HRM has a new approach to homelessness (again) | The Coast Halifax

HRM has a new approach to homelessness (again)

The city wants to designate specific parks where “camping” is permitted.

A tent thrown away at Victoria Park in Halifax after police evicted residents in the early morning of August 18, 2021.

At Halifax Regional Council's regular meeting on Tuesday, May 3, city representatives will discuss a staff report on housing and homelessness.
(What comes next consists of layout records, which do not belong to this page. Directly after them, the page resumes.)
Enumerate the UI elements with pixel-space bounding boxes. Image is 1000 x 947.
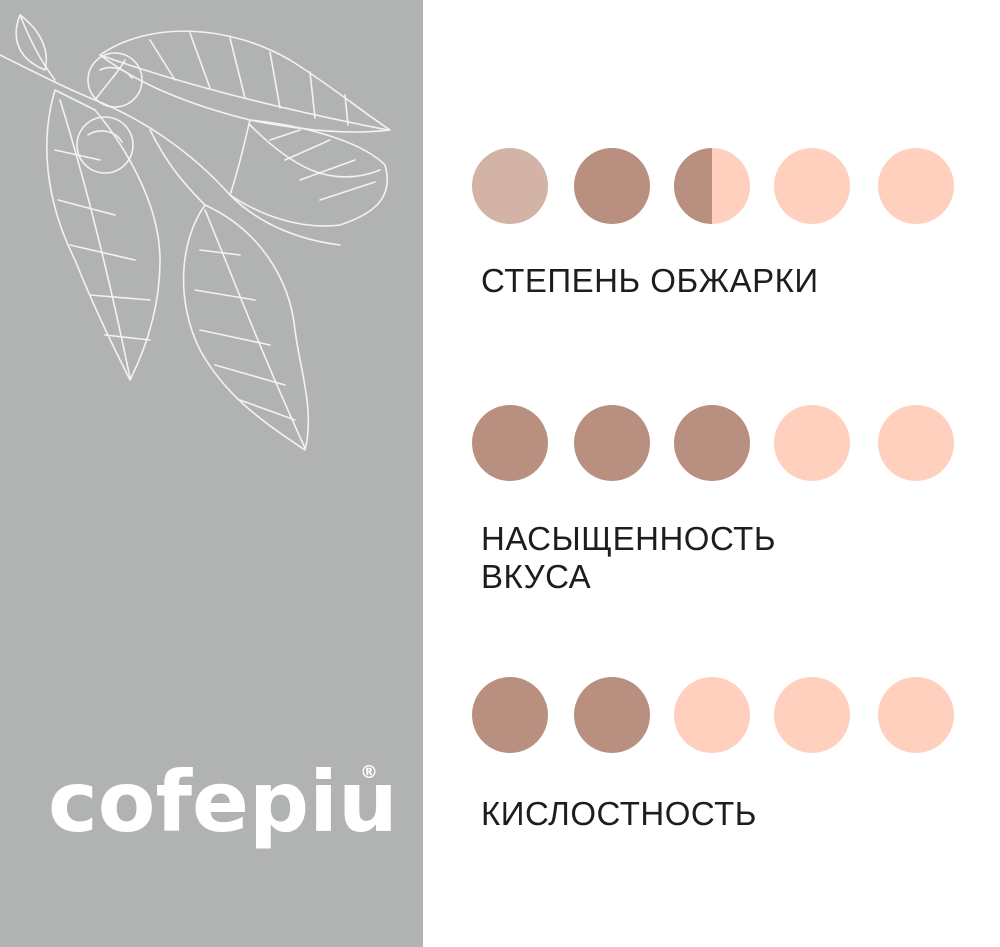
coffee-branch-illustration: [0, 14, 391, 451]
brand-panel: cofepiu ®: [0, 0, 423, 947]
rating-dot: [674, 148, 750, 224]
roast-level-label: СТЕПЕНЬ ОБЖАРКИ: [481, 262, 819, 299]
rating-dot: [674, 405, 750, 481]
rating-dot: [472, 148, 548, 224]
rating-dot-partial-fill: [674, 148, 712, 224]
rating-dot: [774, 677, 850, 753]
rating-dot: [878, 148, 954, 224]
brand-logo: cofepiu: [48, 753, 398, 851]
rating-dot: [574, 677, 650, 753]
flavor-intensity-label-line2: ВКУСА: [481, 558, 592, 595]
flavor-intensity-label: НАСЫЩЕННОСТЬ ВКУСА: [481, 520, 776, 596]
flavor-intensity-scale: [472, 405, 962, 481]
rating-dot: [674, 677, 750, 753]
acidity-label: КИСЛОСТНОСТЬ: [481, 795, 757, 832]
rating-dot: [574, 148, 650, 224]
rating-dot: [472, 405, 548, 481]
rating-dot: [574, 405, 650, 481]
flavor-intensity-label-line1: НАСЫЩЕННОСТЬ: [481, 520, 776, 557]
rating-dot: [774, 405, 850, 481]
rating-dot: [472, 677, 548, 753]
rating-dot: [878, 405, 954, 481]
rating-dot: [878, 677, 954, 753]
rating-dot: [774, 148, 850, 224]
acidity-scale: [472, 677, 962, 753]
roast-level-scale: [472, 148, 962, 224]
registered-mark: ®: [360, 762, 378, 783]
The report recommends creating designated “overnight sheltering sites” in parks within the municipality and is reportedly part of the city’s changing approach to encampments “based on a reassessment over the last 6 weeks.”
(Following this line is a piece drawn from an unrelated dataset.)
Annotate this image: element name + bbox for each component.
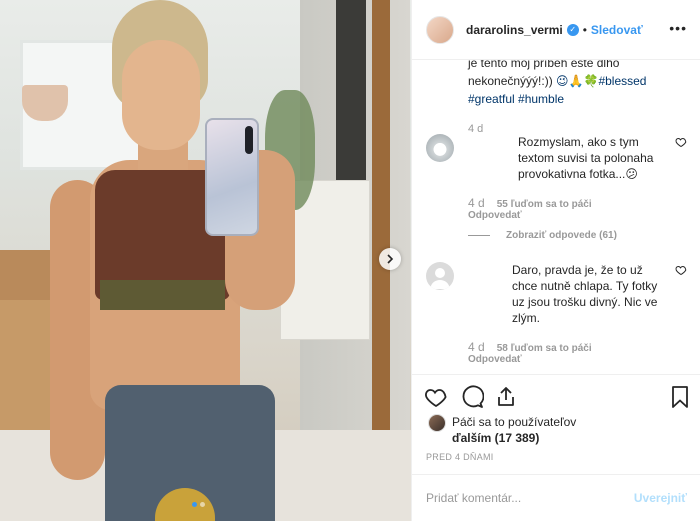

The past six weeks have seen HRM continue to clash with community groups working to prevent homelessness, including Halifax Mutual Aid, which HRM mentions in its newest report. “HMA shelters are not built to the building code and the location of some HMA shelters increases the likelihood of conflict between shelter occupants and neighbours / parks users.”

HRM says in 2021, it received 413 complaint calls about encampments, and so far in 2022 it has received 243. The HRM report also mentions People's Park—officially known as Meagher Park—and a separate council report from April 12 says a “position has been retained for four months to help facilitate the closure of Meagher Park in the short-term.”

Among the criteria for the new designated sites for overnight sheltering is that they can’t be near any of the following: schools, daycares, adult care facilities, active sport fields, dug outs, bleachers, horticultural displays, gardens, cemeteries, environmentally or culturally sensitive areas, blocking a path or right of access, on bridges, docks, wharfs, playgrounds, pools or splash pads.

On top of that, HRM is recommending a maximum of four tents per site. Some sites will be one-night only stays (an individual can set up a tent after 8pm but must remove it by 8am the following morning) and others will be multiple-night stay locations where an individual can leave a tent up all day. The report lists 11 potential one-night only sites and five potential long-term sites.

P.A.D.S. Community Network released a statement in response to the report Monday morning, criticising the city for its lack of input from unhoused residents. “It would be a violation of encampment residents to allow their forced removal to relocate them in a space that they had no opportunity to input into the design of,” says the statement from P.A.D.S.

Council will vote on whether to accept the report’s recommendations during Tuesday's virtual council meeting. Alternatively, council could change the details to set other criteria, or amend the parks bylaw to “permit sheltering anywhere in municipal parks.”

And that’s not the only housing-related news in the city. Last week, the local Catholic Archdiocese applied to keep its 20 emergency shelters open past the original end-of-May close date.

Finally, over on Cogswell Street, the Halifax Modular units are ready for move-in. HRM says 36 of the 38 units already have occupancy permits, and the two accessible units and kitchen were just completed today (Monday, May 2). The province has selected Out of the Cold, the same group that has overseen the Dartmouth modular units since they opened in January, as the service provider.